I’ve wrestled with both of them, coming out about fifty percent winner (or loser). I can beat both of them in the dashes and the long jump. But when it comes to boxing or stick fighting, I usually get licked. I don’t have their “killer instinct.” Besides, this macho thing never was important to me. Though that may be because I suppressed it from some unconscious fear of competition.
It’s important to Farrington. If it is to Tom, he never shows it.
Anyway, it was a thrill to be with these two. It still is, though familiarity breeds, if not contempt, familiarity.

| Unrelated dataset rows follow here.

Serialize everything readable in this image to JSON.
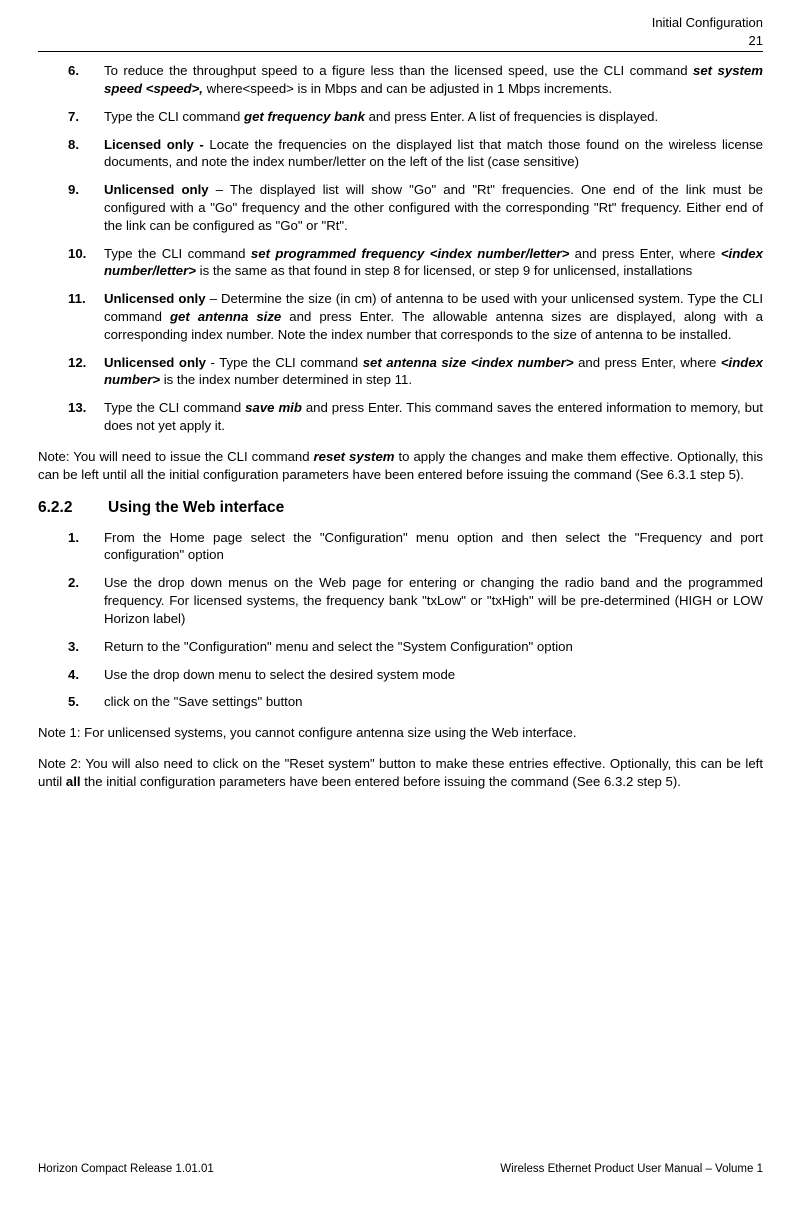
{
  "header": {
    "title": "Initial Configuration",
    "page": "21"
  },
  "listA": {
    "n6": "6.",
    "i6a": "To reduce the throughput speed to a figure less than the licensed speed, use the CLI command ",
    "i6b": "set system speed <speed>,",
    "i6c": " where<speed> is in Mbps and can be adjusted in 1 Mbps increments.",
    "n7": "7.",
    "i7a": "Type the CLI command ",
    "i7b": "get frequency bank",
    "i7c": " and press Enter. A list of frequencies is displayed.",
    "n8": "8.",
    "i8a": "Licensed only - ",
    "i8b": "Locate the frequencies on the displayed list that match those found on the wireless license documents, and note the index number/letter  on the left of the list (case sensitive)",
    "n9": "9.",
    "i9a": "Unlicensed only",
    "i9b": " – The displayed list will show \"Go\" and \"Rt\" frequencies. One end of the link  must be configured with a \"Go\" frequency and the other configured with the corresponding \"Rt\" frequency. Either end of the link can be configured as \"Go\" or \"Rt\".",
    "n10": "10.",
    "i10a": "Type the CLI command ",
    "i10b": "set programmed frequency <index number/letter>",
    "i10c": " and press Enter, where ",
    "i10d": "<index number/letter>",
    "i10e": " is the same as that found in step 8 for licensed, or step 9 for unlicensed, installations",
    "n11": "11.",
    "i11a": "Unlicensed only",
    "i11b": " – Determine the size (in cm) of antenna to be used with your unlicensed system. Type the CLI command  ",
    "i11c": "get antenna size",
    "i11d": " and press Enter. The allowable antenna sizes are displayed, along with a corresponding index number. Note the index number that corresponds to the size of antenna to be installed.",
    "n12": "12.",
    "i12a": "Unlicensed only",
    "i12b": " - Type the CLI command ",
    "i12c": "set antenna size <index number>",
    "i12d": " and press Enter, where ",
    "i12e": "<index number>",
    "i12f": "  is the index number determined in step 11.",
    "n13": "13.",
    "i13a": "Type the CLI command  ",
    "i13b": "save mib",
    "i13c": " and press Enter. This command saves the entered information to memory, but does not yet apply it."
  },
  "noteA": {
    "a": "Note: You will need to issue the CLI command ",
    "b": "reset system",
    "c": " to  apply the changes and make them effective. Optionally, this can be left until all the initial configuration parameters have been entered before issuing the command (See 6.3.1 step 5)."
  },
  "section": {
    "num": "6.2.2",
    "title": "Using the Web interface"
  },
  "listB": {
    "n1": "1.",
    "i1": "From the Home page select the \"Configuration\" menu option and then select the \"Frequency and port configuration\" option",
    "n2": "2.",
    "i2": "Use the drop down menus on the Web page for entering or changing the radio band and the programmed frequency. For licensed systems, the frequency bank \"txLow\" or \"txHigh\" will be pre-determined (HIGH or LOW Horizon label)",
    "n3": "3.",
    "i3": "Return to the \"Configuration\" menu and select the \"System Configuration\" option",
    "n4": "4.",
    "i4": "Use the drop down menu to select the desired system mode",
    "n5": "5.",
    "i5": "click on the \"Save settings\" button"
  },
  "note1": "Note 1: For unlicensed systems, you cannot configure antenna size using the Web interface.",
  "note2": {
    "a": "Note 2: You will  also need to click on the \"Reset system\" button to make these entries effective. Optionally, this can be left until ",
    "b": "all",
    "c": " the initial configuration parameters have been entered before issuing the command (See 6.3.2 step 5)."
  },
  "footer": {
    "left": "Horizon Compact Release 1.01.01",
    "right": "Wireless Ethernet Product User Manual – Volume 1"
  }
}
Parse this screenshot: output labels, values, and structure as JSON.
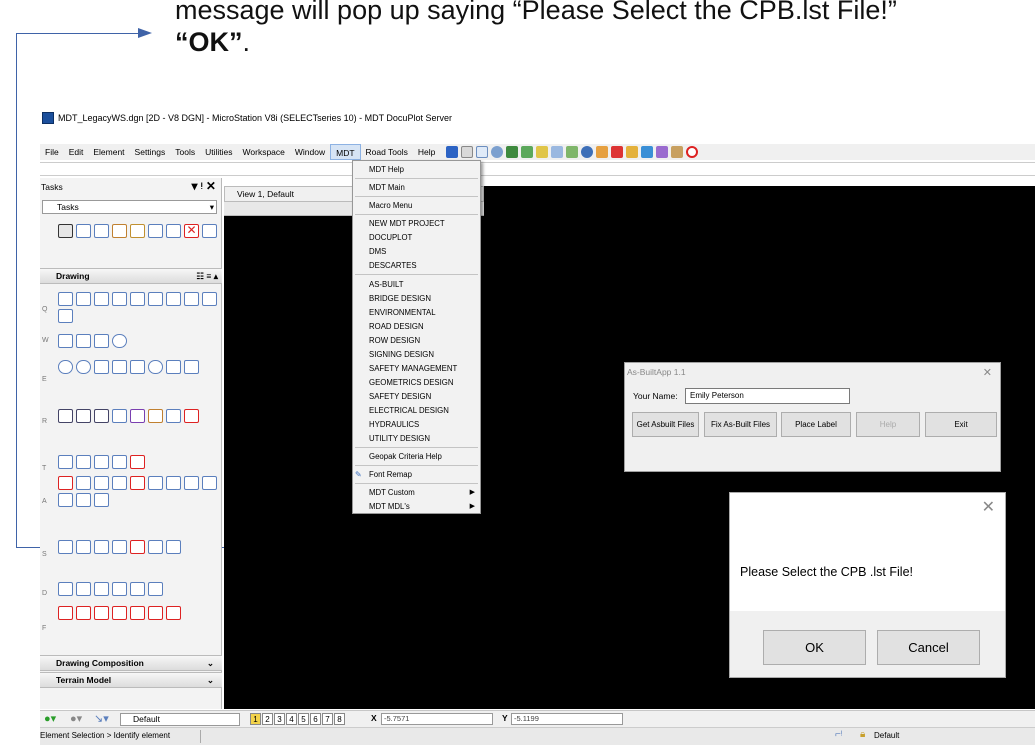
{
  "instructions": {
    "line1": "message will pop up saying “Please Select the CPB.lst File!”",
    "line2": "“OK”",
    "line2_tail": "."
  },
  "window": {
    "title": "MDT_LegacyWS.dgn [2D - V8 DGN] - MicroStation V8i (SELECTseries 10) - MDT DocuPlot Server"
  },
  "menubar": [
    "File",
    "Edit",
    "Element",
    "Settings",
    "Tools",
    "Utilities",
    "Workspace",
    "Window",
    "MDT",
    "Road Tools",
    "Help"
  ],
  "tasks": {
    "title": "Tasks",
    "dropdown": "Tasks",
    "drawing_section": "Drawing",
    "row_letters": [
      "Q",
      "W",
      "E",
      "R",
      "T",
      "A",
      "S",
      "D",
      "F"
    ],
    "drawing_composition": "Drawing Composition",
    "terrain_model": "Terrain Model"
  },
  "view": {
    "tab_title": "View 1, Default"
  },
  "mdt_menu": [
    "MDT Help",
    "MDT Main",
    "Macro Menu",
    "NEW MDT PROJECT",
    "DOCUPLOT",
    "DMS",
    "DESCARTES",
    "AS-BUILT",
    "BRIDGE DESIGN",
    "ENVIRONMENTAL",
    "ROAD DESIGN",
    "ROW DESIGN",
    "SIGNING DESIGN",
    "SAFETY MANAGEMENT",
    "GEOMETRICS DESIGN",
    "SAFETY DESIGN",
    "ELECTRICAL DESIGN",
    "HYDRAULICS",
    "UTILITY DESIGN",
    "Geopak Criteria Help",
    "Font Remap",
    "MDT Custom",
    "MDT MDL's"
  ],
  "asbuilt_app": {
    "title": "As-BuiltApp 1.1",
    "name_label": "Your Name:",
    "name_value": "Emily Peterson",
    "buttons": [
      "Get Asbuilt Files",
      "Fix As-Built Files",
      "Place Label",
      "Help",
      "Exit"
    ]
  },
  "message_box": {
    "text": "Please Select the CPB .lst File!",
    "ok": "OK",
    "cancel": "Cancel"
  },
  "bottom_bar": {
    "level": "Default",
    "views": [
      "1",
      "2",
      "3",
      "4",
      "5",
      "6",
      "7",
      "8"
    ],
    "x_label": "X",
    "x_value": "-5.7571",
    "y_label": "Y",
    "y_value": "-5.1199"
  },
  "status_bar": {
    "prompt": "Element Selection > Identify element",
    "active_level": "Default"
  },
  "colors": {
    "accent_arrow": "#3f63a8",
    "view_background": "#000000",
    "menu_highlight": "#d6e4f5"
  }
}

Tom Rider has been up and down The River for hundreds of thousands of kilometers and has three times been killed. Once he was resurrected near the mouth of The River. By near I mean he was only about 20,000 kilometers distant. This was the arctic region. The River’s mouth is, like its headwaters, near the North Pole. However, the two seem to be diametrically opposite, the waters issuing from the mountains in one hemisphere and emptying into the mountains in the other hemisphere.
From what I’ve heard, there’s a sea around the North Pole, and it’s walled by a circular mountain which would make Mount Everest look like a wart. The sea pours out of a hole at the base of the mountains, winds back and forth in one hemisphere, finally curving around the South Pole to the other hemisphere. There it wriggles like a snake up and down from the antarctic to the arctic and back again a thousand or so times, and finally empties into the north polar mountains. (Actually, it’s one mountain—like a volcanic cone.)
If I drew a sketch of The River, it’d look like the Midgard Serpent of Norse myth, a world-girdling snake with its tail in its mouth.